If the employer knows or has actual knowledge that a non-exempt employee has performed work, the hours must be counted and paid. Actual knowledge comes from employee schedules, employee time reports, and other employee reports or notifications.
If the employer has reason to believe a non-exempt employee is performing work (constructive knowledge), that time also must be counted as hours worked and paid.
This last bullet point is the focus of this FAB on teleworking. Basically, it teaches that employers cannot stick their heads in the sand to avoid actual knowledge of hours worked and thus, avoid paying employees. Rather, the FLSA requires employers to exercise “reasonable diligence” that may lead to constructive knowledge of additional, unscheduled hours worked by non-exempt employees. One way employers can show this reasonable diligence is to set a reasonable reporting procedure for hours worked. During my 33 years of enforcing the FLSA at WHD, if the employer did not exercise any reasonable diligence, WHD would assert that the unrecorded, unpaid hours worked were compensable, and back wages would be owed.

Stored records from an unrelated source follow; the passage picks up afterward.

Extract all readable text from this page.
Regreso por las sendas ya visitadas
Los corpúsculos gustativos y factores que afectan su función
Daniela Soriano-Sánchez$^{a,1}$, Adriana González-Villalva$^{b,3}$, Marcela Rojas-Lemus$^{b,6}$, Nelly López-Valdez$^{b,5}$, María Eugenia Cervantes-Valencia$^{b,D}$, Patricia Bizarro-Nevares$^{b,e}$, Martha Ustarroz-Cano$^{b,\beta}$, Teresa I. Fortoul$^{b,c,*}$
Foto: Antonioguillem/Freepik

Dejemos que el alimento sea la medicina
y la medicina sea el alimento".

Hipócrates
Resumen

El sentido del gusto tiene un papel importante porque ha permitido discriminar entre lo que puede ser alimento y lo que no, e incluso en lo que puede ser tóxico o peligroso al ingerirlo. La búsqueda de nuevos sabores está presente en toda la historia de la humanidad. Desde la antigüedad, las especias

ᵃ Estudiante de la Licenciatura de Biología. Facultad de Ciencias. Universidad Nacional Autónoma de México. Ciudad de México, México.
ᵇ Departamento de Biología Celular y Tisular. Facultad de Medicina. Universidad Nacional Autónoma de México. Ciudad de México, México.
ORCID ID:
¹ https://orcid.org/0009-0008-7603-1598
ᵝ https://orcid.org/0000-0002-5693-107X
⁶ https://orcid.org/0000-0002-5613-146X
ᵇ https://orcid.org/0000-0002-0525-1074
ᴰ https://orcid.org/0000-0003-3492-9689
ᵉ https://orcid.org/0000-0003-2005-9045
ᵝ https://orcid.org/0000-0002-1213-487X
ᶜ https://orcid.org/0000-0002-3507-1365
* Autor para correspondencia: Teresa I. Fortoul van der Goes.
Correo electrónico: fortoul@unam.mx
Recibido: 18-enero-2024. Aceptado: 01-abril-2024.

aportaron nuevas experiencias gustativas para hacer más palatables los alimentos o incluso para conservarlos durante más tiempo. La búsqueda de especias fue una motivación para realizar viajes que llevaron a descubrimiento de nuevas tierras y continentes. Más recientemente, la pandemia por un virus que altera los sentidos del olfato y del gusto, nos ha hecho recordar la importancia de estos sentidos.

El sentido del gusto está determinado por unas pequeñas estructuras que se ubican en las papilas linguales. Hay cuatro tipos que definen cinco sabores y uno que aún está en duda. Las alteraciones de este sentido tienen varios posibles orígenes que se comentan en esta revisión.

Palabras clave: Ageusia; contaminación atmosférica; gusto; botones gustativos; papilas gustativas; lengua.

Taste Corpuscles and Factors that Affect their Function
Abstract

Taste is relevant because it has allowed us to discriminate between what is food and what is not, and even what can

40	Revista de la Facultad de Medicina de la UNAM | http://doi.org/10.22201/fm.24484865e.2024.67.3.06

In today’s working world, we can attempt to reconstruct employees’ work time even when they failed to report hours worked in established timekeeping systems. Phone and computer logs, texts and emails, contain clues about when employees are working and when they are not. A key takeaway from FAB 2020-5, however, is that employers are not required to undertake “impractical efforts to investigate” employees who do not follow the employer’s reasonable time reporting procedures for unscheduled hours of work. For example, employers do not have to sort through phone or other electronic records in order to cross-reference them against reported work time. The reasonable diligence standard only asks what the employer should have known, not what it could have known.
Still, employers are warned not to take FAB 2020-5 to mean that simply implementing a reasonable time reporting procedure is a safe harbor against paying for work their non-exempt employees failed to report. For instance, employers cannot expressly or implicitly prevent or discourage employees from accurately reporting work time under the organization’s reasonable reporting procedures.
It boils down to what I have told employers for the past 38 years:
Create a reasonable, workable timekeeping policy that covers reporting unscheduled and scheduled work, work performed on- and off-site, and work performed with or without prior approval of management.
Include disciplinary consequences for violating the timekeeping policy, but do not withhold pay for violations of the policy unless there is solid evidence of employee falsification or fraud.
Educate all non-exempt employees and their supervisors on the policy and procedures, and the proper use of time reporting systems.
Consistently enforce the policy with discipline, when warranted, including termination for repeated failure to report all work time.
Not paying for time the employee failed to properly report is risky, and such decisions should not be made without the advice of an employment law professional who has wage and hour experience.
FAB 2020-5 includes a warning for non-exempt employees, which doubles as a possible defense for employers:
“When the employee fails to follow reasonable time reporting procedures[, or] . . . where an employee does not make use of a reasonable reporting system to report unscheduled hours of work, the employer is thwarted from preventing the work to the extent it is unwanted. . . . [and the employer] could not have ‘suffered or permitted’ work it did not know and had no reason to believe was being performed. Accordingly, failure to compensate an employee for unreported hours that the employer did not know about, nor had reason to believe was being performed, does not violate the FLSA.”
FLSA rules on hours worked are complex and can be counterintuitive in many respects. Employers should not shoot from the hip when deciding to withhold pay from employees for time they failed to record – no matter where it was worked, when it was worked, nor whether the employee had prior approval to work. Contact an employment law professional with wage and hour experience before taking action which could trigger a WHD investigate or private litigation.